Quanto ao posicionamento da UNE e UBES, os dirigentes do DCE/UNAMA foram categóricos na recusa das decisões da reunião que contava com representantes do Grupo Ser Educacional. Para os estudantes deste DCE a tentativa de acordo do movimento estudantil nacional com os representantes empresariais do segmento privado no Estado do Pará se conduziu no sentido contrário as lutas por educação superior de qualidade, da mesma forma que não representavam um ato a favor dos trabalhadores paraenses pois atacava “ainda mais o bolso das famílias paraenses para aumentar os seus lucros! [lucros das empresas]” (Ibidem, 2014b, acréscimo nosso).

Portanto, o DCE/UNAMA teceu críticas contundentes à direção majoritária da UNE e UBES que mesmo em seus posicionamentos contrários aos aumentos acima da inflação, propostos pelo setor empresarial presentes, não tomaram nenhuma medida concreta para o enfrentamento: “Não chamaram a mobilização de estudantes, não convocaram a organização da luta unificada das entidades estudantis, nada” (Ibidem, 2014b).
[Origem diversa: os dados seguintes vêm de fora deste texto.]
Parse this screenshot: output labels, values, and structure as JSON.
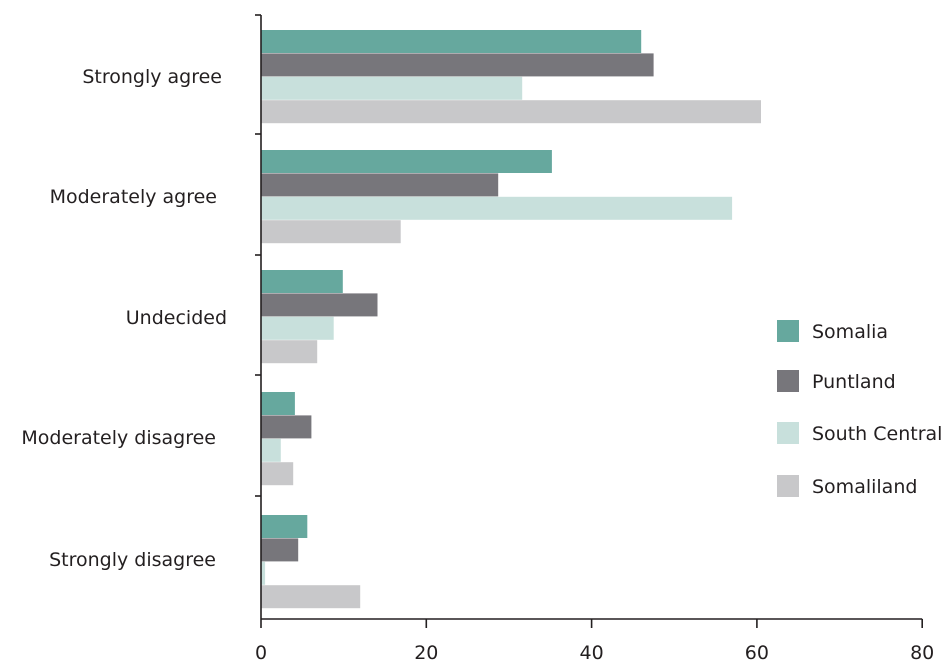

Ao invés disso, segundo a publicação, propuseram o ajuste no limite da inflação, sem compreender que o acumulado dos aumentos nos últimos anos foi muito acima do total inflacionário no mesmo período.

Entendemos que essa velha mesa de negociações é um espaço onde sempre se negocia em favor dos empresários, portanto não é o espaço privilegiado do movimento estudantil. Só a mobilização nas ruas e a organização da luta dos estudantes que pode enfrentar e parar os sucessivos aumentos! Portanto é culpa dos governistas imóveis da UNE e UBES a tranquilidade dos empresários nas suas farras de mensalidades! (Ibidem, 2014b).

No período transitório da venda da UNAMA e a instalação da nova gestão do Grupo Ser Educacional, o DCE manteve-se na oposição em favor de sua categoria, os estudantes. Até esse momento, os representantes da entidade não possuía o conhecimento mais apurado da empresa que comprou a UNESPA, mantenedora da UNAMA, tampouco sabiam dos propósitos mais fundamentais de sua atuação no mercado de ações, e a quem verdadeiramente a Companhia servia, que não eram para a qualidade da formação, mas para o rentismo de seus acionistas, fatos que iremos compreender melhor na próxima seção.